6.7    Der Vergleich der Valideneinkommen mit den Invalideneinkommen ergibt sowohl für das Jahr 2021 (Fr. 67'538.05 minus Fr. 48'991.60 ergibt eine Einkommenseinbusse von Fr. 18'546.45) als auch für das Jahr 2022 (Fr. 67'857.55 minus Fr. 49'774.15 ergibt eine Einkommenseinbusse von Fr. 18'083.40) rentenausschliessende Invaliditätsgrade von rund 27 %, weshalb der genaue Beginn der Arbeitsunfähigkeit offen gelassen werden kann.

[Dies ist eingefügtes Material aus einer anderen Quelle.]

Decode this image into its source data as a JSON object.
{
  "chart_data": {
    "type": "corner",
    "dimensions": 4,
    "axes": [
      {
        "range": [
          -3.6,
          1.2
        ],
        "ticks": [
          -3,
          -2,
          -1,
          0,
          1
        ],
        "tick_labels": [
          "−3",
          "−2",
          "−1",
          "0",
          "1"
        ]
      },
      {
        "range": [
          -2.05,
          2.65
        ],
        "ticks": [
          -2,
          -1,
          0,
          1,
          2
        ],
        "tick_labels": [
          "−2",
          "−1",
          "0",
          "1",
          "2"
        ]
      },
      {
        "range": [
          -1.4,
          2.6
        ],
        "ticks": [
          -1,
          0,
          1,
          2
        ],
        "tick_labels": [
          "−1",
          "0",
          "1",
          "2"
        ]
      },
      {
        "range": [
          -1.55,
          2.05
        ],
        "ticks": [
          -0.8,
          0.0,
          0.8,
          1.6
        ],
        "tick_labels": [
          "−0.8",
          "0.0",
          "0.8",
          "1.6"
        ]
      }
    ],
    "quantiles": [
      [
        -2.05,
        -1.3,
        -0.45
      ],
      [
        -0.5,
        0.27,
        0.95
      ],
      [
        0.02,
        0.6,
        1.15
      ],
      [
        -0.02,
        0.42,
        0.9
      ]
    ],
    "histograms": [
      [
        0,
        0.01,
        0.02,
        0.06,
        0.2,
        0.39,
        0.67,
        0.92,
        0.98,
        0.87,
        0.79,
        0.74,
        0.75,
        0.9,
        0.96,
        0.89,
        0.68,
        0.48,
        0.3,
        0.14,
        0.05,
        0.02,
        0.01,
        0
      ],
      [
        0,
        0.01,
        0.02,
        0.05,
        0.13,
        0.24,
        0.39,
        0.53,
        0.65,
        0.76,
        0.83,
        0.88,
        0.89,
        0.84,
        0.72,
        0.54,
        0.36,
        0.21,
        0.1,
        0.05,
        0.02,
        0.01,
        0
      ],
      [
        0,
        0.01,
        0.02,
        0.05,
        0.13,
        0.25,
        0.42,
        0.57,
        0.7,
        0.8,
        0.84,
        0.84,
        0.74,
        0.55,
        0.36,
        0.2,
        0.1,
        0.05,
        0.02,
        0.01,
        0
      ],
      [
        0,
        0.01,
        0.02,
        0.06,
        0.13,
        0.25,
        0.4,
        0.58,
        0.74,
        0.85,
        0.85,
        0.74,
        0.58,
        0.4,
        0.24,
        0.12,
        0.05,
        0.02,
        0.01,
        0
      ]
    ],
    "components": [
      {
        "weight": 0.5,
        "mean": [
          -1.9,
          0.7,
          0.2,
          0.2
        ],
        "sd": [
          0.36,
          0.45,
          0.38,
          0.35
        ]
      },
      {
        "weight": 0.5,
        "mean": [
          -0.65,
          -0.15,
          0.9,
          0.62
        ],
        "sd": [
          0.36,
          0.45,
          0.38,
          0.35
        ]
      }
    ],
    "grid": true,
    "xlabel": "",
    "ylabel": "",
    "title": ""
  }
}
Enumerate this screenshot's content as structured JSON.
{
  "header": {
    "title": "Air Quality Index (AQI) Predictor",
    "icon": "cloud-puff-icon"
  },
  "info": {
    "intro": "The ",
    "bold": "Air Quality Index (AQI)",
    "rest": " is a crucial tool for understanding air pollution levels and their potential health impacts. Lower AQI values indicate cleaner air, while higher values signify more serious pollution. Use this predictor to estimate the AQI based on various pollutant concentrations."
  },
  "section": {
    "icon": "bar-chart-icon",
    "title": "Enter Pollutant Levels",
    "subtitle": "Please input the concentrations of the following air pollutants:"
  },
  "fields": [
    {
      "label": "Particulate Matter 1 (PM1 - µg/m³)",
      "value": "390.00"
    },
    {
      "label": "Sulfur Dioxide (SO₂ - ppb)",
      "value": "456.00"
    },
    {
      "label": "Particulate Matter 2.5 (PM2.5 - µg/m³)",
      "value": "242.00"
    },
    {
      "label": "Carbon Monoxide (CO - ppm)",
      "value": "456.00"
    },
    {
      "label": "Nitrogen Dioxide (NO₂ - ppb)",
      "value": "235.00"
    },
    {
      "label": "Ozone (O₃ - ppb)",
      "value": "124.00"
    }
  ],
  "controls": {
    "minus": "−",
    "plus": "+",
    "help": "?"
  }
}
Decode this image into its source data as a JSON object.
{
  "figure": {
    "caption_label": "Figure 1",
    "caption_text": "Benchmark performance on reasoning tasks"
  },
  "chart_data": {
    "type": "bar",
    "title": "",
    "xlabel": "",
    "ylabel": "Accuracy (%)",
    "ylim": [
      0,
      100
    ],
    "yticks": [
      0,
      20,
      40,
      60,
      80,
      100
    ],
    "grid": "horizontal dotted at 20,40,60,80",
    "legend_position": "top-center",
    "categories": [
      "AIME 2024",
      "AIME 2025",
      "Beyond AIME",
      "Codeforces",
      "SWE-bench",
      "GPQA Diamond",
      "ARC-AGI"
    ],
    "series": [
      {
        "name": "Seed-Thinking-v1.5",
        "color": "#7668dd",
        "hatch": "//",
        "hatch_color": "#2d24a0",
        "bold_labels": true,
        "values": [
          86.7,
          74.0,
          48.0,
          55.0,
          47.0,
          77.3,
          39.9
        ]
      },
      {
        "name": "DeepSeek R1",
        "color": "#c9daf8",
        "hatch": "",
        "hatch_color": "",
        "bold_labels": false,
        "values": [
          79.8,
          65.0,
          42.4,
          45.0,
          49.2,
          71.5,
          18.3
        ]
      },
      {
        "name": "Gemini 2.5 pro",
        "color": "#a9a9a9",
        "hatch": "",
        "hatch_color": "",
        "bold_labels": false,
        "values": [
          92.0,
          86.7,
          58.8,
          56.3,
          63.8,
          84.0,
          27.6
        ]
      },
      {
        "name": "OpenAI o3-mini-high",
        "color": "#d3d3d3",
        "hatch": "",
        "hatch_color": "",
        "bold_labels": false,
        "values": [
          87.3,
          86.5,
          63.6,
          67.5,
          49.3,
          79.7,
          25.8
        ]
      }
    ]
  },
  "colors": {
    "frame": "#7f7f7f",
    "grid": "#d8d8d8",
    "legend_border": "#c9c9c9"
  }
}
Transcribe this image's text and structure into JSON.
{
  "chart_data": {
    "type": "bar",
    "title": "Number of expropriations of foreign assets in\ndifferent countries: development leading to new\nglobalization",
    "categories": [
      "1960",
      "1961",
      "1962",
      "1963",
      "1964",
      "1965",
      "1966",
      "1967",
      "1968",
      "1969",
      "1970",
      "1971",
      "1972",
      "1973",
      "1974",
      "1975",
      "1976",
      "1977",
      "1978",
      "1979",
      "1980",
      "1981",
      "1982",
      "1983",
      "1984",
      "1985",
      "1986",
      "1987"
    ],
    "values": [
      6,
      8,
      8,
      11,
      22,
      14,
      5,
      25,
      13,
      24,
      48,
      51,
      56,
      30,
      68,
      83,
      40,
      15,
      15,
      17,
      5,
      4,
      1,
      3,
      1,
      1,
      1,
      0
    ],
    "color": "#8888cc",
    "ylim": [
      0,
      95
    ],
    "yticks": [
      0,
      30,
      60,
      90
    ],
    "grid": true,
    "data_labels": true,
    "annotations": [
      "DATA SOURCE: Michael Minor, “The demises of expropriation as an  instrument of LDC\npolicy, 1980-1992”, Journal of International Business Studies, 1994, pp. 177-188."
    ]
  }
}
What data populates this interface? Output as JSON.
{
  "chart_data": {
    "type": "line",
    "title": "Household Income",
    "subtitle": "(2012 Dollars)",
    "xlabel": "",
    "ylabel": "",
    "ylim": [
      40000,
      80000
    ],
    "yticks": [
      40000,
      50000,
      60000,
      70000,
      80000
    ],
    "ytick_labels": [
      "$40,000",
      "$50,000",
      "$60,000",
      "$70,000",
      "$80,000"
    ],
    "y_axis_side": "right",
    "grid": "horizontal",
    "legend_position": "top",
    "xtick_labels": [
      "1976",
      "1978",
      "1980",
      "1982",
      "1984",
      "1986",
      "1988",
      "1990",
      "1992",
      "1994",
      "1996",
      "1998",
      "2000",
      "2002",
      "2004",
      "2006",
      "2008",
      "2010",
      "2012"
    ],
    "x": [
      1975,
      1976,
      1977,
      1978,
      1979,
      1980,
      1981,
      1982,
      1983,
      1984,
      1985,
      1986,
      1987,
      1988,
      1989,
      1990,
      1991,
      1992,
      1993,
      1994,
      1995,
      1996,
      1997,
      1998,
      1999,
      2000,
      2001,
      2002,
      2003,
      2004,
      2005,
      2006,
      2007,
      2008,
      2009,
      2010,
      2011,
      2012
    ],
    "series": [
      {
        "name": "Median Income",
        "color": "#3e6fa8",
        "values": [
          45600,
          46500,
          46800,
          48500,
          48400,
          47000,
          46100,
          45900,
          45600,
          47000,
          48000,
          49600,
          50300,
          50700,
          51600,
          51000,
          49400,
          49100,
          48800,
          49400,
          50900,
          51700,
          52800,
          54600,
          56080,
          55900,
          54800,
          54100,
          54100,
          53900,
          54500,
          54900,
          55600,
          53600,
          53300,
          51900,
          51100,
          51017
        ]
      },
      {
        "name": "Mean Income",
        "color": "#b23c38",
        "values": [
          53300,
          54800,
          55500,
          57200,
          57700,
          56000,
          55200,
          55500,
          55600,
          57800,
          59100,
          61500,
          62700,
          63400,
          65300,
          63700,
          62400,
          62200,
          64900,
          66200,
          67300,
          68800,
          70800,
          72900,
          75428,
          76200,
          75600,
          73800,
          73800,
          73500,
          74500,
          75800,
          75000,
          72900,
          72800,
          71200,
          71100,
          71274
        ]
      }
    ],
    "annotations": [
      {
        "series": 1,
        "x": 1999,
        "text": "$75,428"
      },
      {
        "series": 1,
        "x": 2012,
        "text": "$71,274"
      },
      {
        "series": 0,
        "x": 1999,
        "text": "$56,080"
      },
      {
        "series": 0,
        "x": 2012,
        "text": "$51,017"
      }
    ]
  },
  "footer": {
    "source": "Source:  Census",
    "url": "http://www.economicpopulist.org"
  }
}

    Auch für das Jahr 2024 ergibt der Vergleich des Valideneinkommens von Fr. 69'454.95 mit dem Invalideneinkommen von Fr. 45549.65 (Fr. 5'305.-- : 40 x 41.7 x 12 : 107.1 x 108.9 x 0.75 x 0.9) und damit unter Berücksichtigung eines pauschalen Abzugs von 10 % nach Art. 26bis Abs. 3 IVV einen rentenausschliessenden Invaliditätsgrad von rund 34 % (vgl. auch Urk. 9/153 S. 1-2).

    Die Beschwerdegegnerin hat somit einen Rentenanspruch des Beschwerdeführers zu Recht verneint. Der angefochtene Entscheid ist rechtens. Dies führt zur Abweisung der Beschwerde.


7.    Da es im vorliegenden Verfahren um die Bewilligung oder Verweigerung von Versicherungsleistungen geht, ist das Verfahren kostenpflichtig. Die Gerichtskosten sind nach dem Verfahrensaufwand und unabhängig vom Streitwert festzulegen (Art. 69 Abs. 1bis IVG) und auf Fr. 800.-- festzusetzen. Entsprechend dem Ausgang des Verfahrens sind sie dem Beschwerdeführer aufzuerlegen.



Das Gericht erkennt:

1.    Die Beschwerde wird abgewiesen.

2.    Die Gerichtskosten von Fr. 800.-- werden dem Beschwerdeführer auferlegt. Rechnung und Einzahlungsschein werden dem Kostenpflichtigen nach Eintritt der Rechtskraft zugestellt.

3.    Zustellung gegen Empfangsschein an:

- Rechtsanwältin Petra Oehmke Schiess

- Sozialversicherungsanstalt des Kantons Zürich, IV-Stelle

- Bundesamt für Sozialversicherungen

sowie an:

- Gerichtskasse (im Dispositiv nach Eintritt der Rechtskraft)

4.    Gegen diesen Entscheid kann innert 30 Tagen seit der Zustellung beim Bundesgericht Beschwerde eingereicht werden (Art. 82 ff. in Verbindung mit Art. 90 ff. des Bundesgesetzes über das Bundesgericht, BGG). Die Frist steht während folgender Zeiten still: vom siebten Tag vor Ostern bis und mit dem siebten Tag nach Ostern, vom 15. Juli bis und mit 15. August sowie vom 18. Dezember bis und mit dem 2. Januar (Art. 46 BGG).

    Die Beschwerdeschrift ist dem Bundesgericht, Schweizerhofquai 6, 6004 Luzern, zuzustellen.

    Die Beschwerdeschrift hat die Begehren, deren Begründung mit Angabe der Beweismittel und die Unterschrift des Beschwerdeführers oder seines Vertreters zu enthalten; der angefochtene Entscheid sowie die als Beweismittel angerufenen Urkunden sind beizulegen, soweit die Partei sie in Händen hat (Art. 42 BGG).